Jumat, 22 Mei 2026
Tema: Menghadapi Penganiayaan bersama Kristus
Puji Tuhan Jam Doa kembali dilaksanakan dengan baik secara online melalui Google Meet. Pelayanan dipimpin oleh Lidia Dea Taruk Allo (IE’24) sebagai pemimpin Jam Doa. Melalui firman Tuhan dalam Yohanes 15:18–19, kita diingatkan bahwa menjadi pengikut Kristus tidak selalu berarti hidup tanpa penolakan atau kesulitan. Yesus sendiri berkata bahwa dunia membenci murid-murid-Nya karena mereka bukan lagi bagian dari dunia. Penganiayaan bukan selalu tentang kekerasan besar, tetapi juga bisa hadir melalui ejekan, penolakan, tekanan lingkungan, atau perjuangan mempertahankan iman di tengah dunia yang semakin jauh dari Tuhan.

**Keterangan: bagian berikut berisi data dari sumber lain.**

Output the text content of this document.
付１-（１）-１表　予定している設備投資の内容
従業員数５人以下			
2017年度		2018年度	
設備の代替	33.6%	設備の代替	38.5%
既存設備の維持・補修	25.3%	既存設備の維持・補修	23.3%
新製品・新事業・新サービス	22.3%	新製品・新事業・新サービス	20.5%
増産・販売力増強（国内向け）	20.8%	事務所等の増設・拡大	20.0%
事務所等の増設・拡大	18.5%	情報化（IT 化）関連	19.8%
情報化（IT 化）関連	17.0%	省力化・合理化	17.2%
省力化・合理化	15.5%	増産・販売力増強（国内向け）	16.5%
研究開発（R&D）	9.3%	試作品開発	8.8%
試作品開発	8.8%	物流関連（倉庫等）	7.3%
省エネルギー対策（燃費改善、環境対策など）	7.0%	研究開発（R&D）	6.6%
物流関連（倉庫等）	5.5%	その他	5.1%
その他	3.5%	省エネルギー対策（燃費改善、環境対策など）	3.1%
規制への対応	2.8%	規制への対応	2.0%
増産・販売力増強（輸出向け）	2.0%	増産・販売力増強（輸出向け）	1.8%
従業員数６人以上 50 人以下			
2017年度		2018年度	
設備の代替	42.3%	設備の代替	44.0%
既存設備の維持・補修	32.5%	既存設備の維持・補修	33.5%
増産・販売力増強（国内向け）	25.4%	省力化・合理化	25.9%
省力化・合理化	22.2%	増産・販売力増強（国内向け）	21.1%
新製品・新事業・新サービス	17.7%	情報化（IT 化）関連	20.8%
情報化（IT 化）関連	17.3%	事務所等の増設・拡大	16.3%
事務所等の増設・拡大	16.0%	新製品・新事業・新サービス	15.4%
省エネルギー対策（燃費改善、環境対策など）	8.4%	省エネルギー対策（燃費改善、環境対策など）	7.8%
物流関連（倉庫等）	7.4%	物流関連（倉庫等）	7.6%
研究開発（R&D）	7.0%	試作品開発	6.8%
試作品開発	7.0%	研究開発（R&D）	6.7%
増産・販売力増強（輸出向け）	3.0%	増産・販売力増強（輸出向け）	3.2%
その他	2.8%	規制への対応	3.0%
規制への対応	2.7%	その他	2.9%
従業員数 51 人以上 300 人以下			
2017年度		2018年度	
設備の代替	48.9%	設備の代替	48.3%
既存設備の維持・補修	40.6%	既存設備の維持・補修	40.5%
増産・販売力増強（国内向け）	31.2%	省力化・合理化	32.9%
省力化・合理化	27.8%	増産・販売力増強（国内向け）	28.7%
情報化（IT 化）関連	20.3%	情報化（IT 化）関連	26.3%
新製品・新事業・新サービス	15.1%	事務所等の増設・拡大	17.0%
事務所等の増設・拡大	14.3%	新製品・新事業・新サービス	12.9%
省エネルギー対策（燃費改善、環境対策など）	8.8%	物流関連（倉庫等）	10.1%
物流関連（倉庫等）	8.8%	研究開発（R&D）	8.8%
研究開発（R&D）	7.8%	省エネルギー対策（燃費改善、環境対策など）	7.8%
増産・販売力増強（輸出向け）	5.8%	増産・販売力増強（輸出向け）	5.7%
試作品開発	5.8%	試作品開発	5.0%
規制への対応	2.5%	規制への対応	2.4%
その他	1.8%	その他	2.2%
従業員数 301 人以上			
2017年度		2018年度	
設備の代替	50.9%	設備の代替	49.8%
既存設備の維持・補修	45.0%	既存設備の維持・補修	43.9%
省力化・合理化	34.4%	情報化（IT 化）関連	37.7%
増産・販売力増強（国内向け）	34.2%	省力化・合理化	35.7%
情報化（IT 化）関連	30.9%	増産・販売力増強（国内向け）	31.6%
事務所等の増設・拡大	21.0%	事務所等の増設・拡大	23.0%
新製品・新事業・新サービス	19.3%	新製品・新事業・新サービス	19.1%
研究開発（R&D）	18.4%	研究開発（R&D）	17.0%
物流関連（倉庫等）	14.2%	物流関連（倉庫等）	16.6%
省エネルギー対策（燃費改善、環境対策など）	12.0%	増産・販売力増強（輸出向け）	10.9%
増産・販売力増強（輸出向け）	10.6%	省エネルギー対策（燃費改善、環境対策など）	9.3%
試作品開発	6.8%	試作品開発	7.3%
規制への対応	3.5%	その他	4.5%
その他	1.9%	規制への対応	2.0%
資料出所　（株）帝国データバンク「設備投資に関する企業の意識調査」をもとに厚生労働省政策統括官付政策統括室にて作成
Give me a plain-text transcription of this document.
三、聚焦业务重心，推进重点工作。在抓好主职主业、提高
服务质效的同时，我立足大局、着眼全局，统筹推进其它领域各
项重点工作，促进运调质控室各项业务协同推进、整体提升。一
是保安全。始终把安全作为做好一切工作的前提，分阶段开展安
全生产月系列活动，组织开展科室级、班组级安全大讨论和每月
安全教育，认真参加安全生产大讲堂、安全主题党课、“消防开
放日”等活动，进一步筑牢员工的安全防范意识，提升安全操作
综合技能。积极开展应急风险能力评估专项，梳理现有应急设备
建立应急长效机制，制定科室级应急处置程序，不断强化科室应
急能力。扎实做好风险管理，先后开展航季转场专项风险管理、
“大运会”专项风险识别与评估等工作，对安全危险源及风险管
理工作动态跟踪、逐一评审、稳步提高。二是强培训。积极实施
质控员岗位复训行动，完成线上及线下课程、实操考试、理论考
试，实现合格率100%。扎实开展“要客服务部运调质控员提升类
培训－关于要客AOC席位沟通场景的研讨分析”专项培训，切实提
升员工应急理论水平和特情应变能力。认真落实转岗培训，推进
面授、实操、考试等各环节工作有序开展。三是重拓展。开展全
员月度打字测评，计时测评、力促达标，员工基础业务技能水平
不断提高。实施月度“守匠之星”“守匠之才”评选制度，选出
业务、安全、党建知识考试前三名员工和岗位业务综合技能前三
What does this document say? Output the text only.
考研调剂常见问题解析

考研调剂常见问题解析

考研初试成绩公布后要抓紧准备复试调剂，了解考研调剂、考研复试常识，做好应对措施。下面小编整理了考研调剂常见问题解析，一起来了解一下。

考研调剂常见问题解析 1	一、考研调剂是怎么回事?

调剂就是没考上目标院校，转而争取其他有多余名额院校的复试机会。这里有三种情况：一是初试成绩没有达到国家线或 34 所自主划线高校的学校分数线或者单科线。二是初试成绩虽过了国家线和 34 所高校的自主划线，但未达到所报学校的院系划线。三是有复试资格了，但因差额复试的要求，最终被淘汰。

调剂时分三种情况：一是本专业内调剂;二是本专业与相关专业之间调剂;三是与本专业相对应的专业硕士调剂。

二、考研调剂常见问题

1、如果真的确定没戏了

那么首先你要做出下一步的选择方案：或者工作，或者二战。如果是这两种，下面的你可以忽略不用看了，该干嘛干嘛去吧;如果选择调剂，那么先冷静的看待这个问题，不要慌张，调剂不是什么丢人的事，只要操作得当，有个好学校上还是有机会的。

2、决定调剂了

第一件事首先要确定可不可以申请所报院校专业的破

Firman Tuhan mengajarkan bahwa di tengah semua itu, kita tidak berjalan sendirian. Tuhan mengetahui setiap air mata, rasa kecewa, bahkan pergumulan yang sering tidak dilihat orang lain. Seperti yang tertulis dalam Yohanes 16:33, di dalam dunia kita memang menghadapi kesesakan, tetapi Kristus telah mengalahkan dunia. Karena itu, jangan takut ketika iman kita diuji. Tetaplah berdiri teguh, sebab penganiayaan tidak pernah lebih besar daripada penyertaan Tuhan. Justru melalui setiap proses, Tuhan sedang membentuk kita menjadi pribadi yang semakin kuat, setia, dan menjadi terang bagi banyak orang.